The first member of the family to arrive in Sri Lanka was named Nissanka Alagakonara, who migrated to Sri Lanka from a place called Vanchipura[6] or Kanchipuram[2] in India following Muslim invasions of his homeland Although the initially concentrated on mercantile activities and became wealthy, they eventually accrued political power with the local Gampola Kingdom by the 14th century.This was helped by their conversion to Buddhism following their arrival in the island.
During the 1350‘s due to periodic invasions of the western region of Sri Lanka by the northern based Jaffna kingdom, many regions had begun to pay tribute and taxes to the Arya Chakaravarthi kings. The third member of the family to figure in historical accounts, known only as Alakesvara, was a minister of the local king Vickramabahu III fortified a marshy region around present day Colombo region, on the marshes to the south of the Kelani River.[8] He called the fortress Jayewardhanapura, and the area became known as Kotte, "The fort". By 1369 Alakesvara drove out the tax collectors and attacked the encampments of soldiers from Jaffna kingdom who attempted to invade the Sinhalese kingdoms at Chilaw and Negombo killing a large number of them and forcing the rest to retreat. The Arya Chakaravarthi launched a second invasion attempt during the reign of Buwanekabahu V, landing in the southern kingdom by land and sea. Although the king initially fled his capital, his army defeated the force that approached along the ground in Matale. Alakeshwara simultaneously attacked the troops that arrived by sea, routing them at Dematagoda, and destroying their ships at Panadura.

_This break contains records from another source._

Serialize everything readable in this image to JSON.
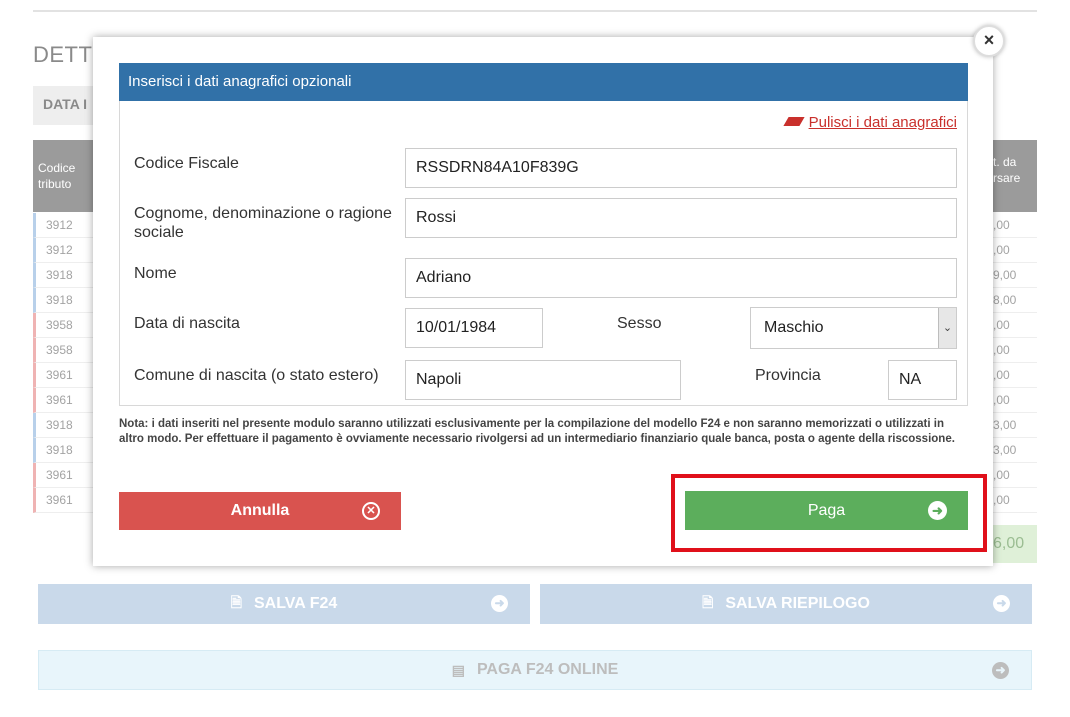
{
  "background": {
    "title": "DETT",
    "tab": "DATA I",
    "table_head_left": [
      "Codice",
      "tributo"
    ],
    "table_head_right": [
      "t. da",
      "rsare"
    ],
    "rows_left": [
      "3912",
      "3912",
      "3918",
      "3918",
      "3958",
      "3958",
      "3961",
      "3961",
      "3918",
      "3918",
      "3961",
      "3961"
    ],
    "rows_right": [
      ",00",
      ",00",
      "9,00",
      "8,00",
      ",00",
      ",00",
      ",00",
      ",00",
      "3,00",
      "3,00",
      ",00",
      ",00"
    ],
    "total": "6,00",
    "save_f24": "SALVA F24",
    "save_summary": "SALVA RIEPILOGO",
    "pay_online": "PAGA F24 ONLINE"
  },
  "modal": {
    "close_glyph": "×",
    "header": "Inserisci i dati anagrafici opzionali",
    "clear_link": "Pulisci i dati anagrafici",
    "fields": {
      "codice_fiscale": {
        "label": "Codice Fiscale",
        "value": "RSSDRN84A10F839G"
      },
      "cognome": {
        "label": "Cognome, denominazione o ragione sociale",
        "value": "Rossi"
      },
      "nome": {
        "label": "Nome",
        "value": "Adriano"
      },
      "data_nascita": {
        "label": "Data di nascita",
        "value": "10/01/1984"
      },
      "sesso": {
        "label": "Sesso",
        "value": "Maschio"
      },
      "comune": {
        "label": "Comune di nascita (o stato estero)",
        "value": "Napoli"
      },
      "provincia": {
        "label": "Provincia",
        "value": "NA"
      }
    },
    "note": "Nota: i dati inseriti nel presente modulo saranno utilizzati esclusivamente per la compilazione del modello F24 e non saranno memorizzati o utilizzati in altro modo. Per effettuare il pagamento è ovviamente necessario rivolgersi ad un intermediario finanziario quale banca, posta o agente della riscossione.",
    "cancel_label": "Annulla",
    "pay_label": "Paga"
  },
  "colors": {
    "header": "#3171a8",
    "cancel": "#d9534f",
    "pay": "#5cae5c",
    "highlight": "#e0101a"
  }
}
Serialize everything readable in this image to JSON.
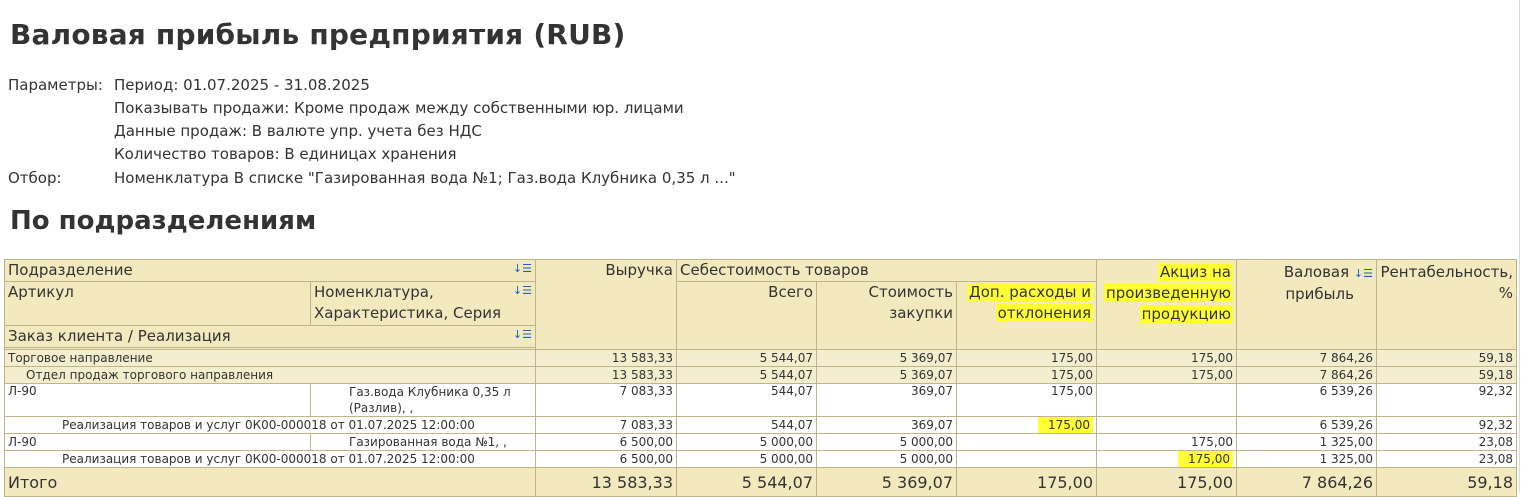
{
  "report": {
    "title": "Валовая прибыль предприятия (RUB)",
    "parameters_label": "Параметры:",
    "filter_label": "Отбор:",
    "parameters": [
      "Период: 01.07.2025 - 31.08.2025",
      "Показывать продажи: Кроме продаж между собственными юр. лицами",
      "Данные продаж: В валюте упр. учета без НДС",
      "Количество товаров: В единицах хранения"
    ],
    "filter": "Номенклатура В списке \"Газированная вода №1; Газ.вода Клубника 0,35 л ...\"",
    "section_title": "По подразделениям"
  },
  "table": {
    "headers": {
      "division": "Подразделение",
      "article": "Артикул",
      "nomenclature_line1": "Номенклатура,",
      "nomenclature_line2": "Характеристика, Серия",
      "order": "Заказ клиента / Реализация",
      "revenue": "Выручка",
      "cost_group": "Себестоимость товаров",
      "total": "Всего",
      "purchase_line1": "Стоимость",
      "purchase_line2": "закупки",
      "extra_line1": "Доп. расходы и",
      "extra_line2": "отклонения",
      "excise_line1": "Акциз на",
      "excise_line2": "произведенную",
      "excise_line3": "продукцию",
      "gross_line1": "Валовая",
      "gross_line2": "прибыль",
      "profit_line1": "Рентабельность,",
      "profit_line2": "%"
    },
    "rows": [
      {
        "label": "Торговое направление",
        "revenue": "13 583,33",
        "total": "5 544,07",
        "purchase": "5 369,07",
        "extra": "175,00",
        "excise": "175,00",
        "gross": "7 864,26",
        "profit": "59,18"
      },
      {
        "label": "Отдел продаж торгового направления",
        "revenue": "13 583,33",
        "total": "5 544,07",
        "purchase": "5 369,07",
        "extra": "175,00",
        "excise": "175,00",
        "gross": "7 864,26",
        "profit": "59,18"
      },
      {
        "article": "Л-90",
        "nom_line1": "Газ.вода Клубника 0,35 л",
        "nom_line2": "(Разлив), ,",
        "revenue": "7 083,33",
        "total": "544,07",
        "purchase": "369,07",
        "extra": "175,00",
        "excise": "",
        "gross": "6 539,26",
        "profit": "92,32"
      },
      {
        "label": "Реализация товаров и услуг 0К00-000018 от 01.07.2025 12:00:00",
        "revenue": "7 083,33",
        "total": "544,07",
        "purchase": "369,07",
        "extra": "175,00",
        "excise": "",
        "gross": "6 539,26",
        "profit": "92,32"
      },
      {
        "article": "Л-90",
        "nom_line1": "Газированная вода №1, ,",
        "revenue": "6 500,00",
        "total": "5 000,00",
        "purchase": "5 000,00",
        "extra": "",
        "excise": "175,00",
        "gross": "1 325,00",
        "profit": "23,08"
      },
      {
        "label": "Реализация товаров и услуг 0К00-000018 от 01.07.2025 12:00:00",
        "revenue": "6 500,00",
        "total": "5 000,00",
        "purchase": "5 000,00",
        "extra": "",
        "excise": "175,00",
        "gross": "1 325,00",
        "profit": "23,08"
      }
    ],
    "totals": {
      "label": "Итого",
      "revenue": "13 583,33",
      "total": "5 544,07",
      "purchase": "5 369,07",
      "extra": "175,00",
      "excise": "175,00",
      "gross": "7 864,26",
      "profit": "59,18"
    },
    "highlight_color": "#ffff33",
    "header_bg": "#f2e9bf",
    "group_bg": "#f5eece"
  }
}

Although most Sinhalese sources mention that he was able to defeat the invaders, there is a conflicting epigraph by the Kings of Jaffna known as the Kotagama inscription detailing how the King of Jaffna had prevailed.
Subsequently local sources are clear that he began to be viewed as a credible leader and overshadowed the actual king and came to be considered as the real power.
After Alakeswara’s death, established as between 1382 and 1392, there was disunity in his family with family members fighting each other for power and procession. Kumara Alakesvara, half-brother of king Buwanekabahu Vcontrolled the region from 1386–87 and was followed by Vira Alakesvara from 1387 onwards until 1391, when he was ousted by the rival claimants relative. He came back to power with the help of foreign mercenaries in 1399. He ruled until 1411 when he confronted the visiting Chinese Admiral Zheng He resulting in a war. Zheng captured and took to him to China, returning him to the country a year later. However the humiliation suffered due to this incident, and the decades of infighting within the family, greatly diminished its political power.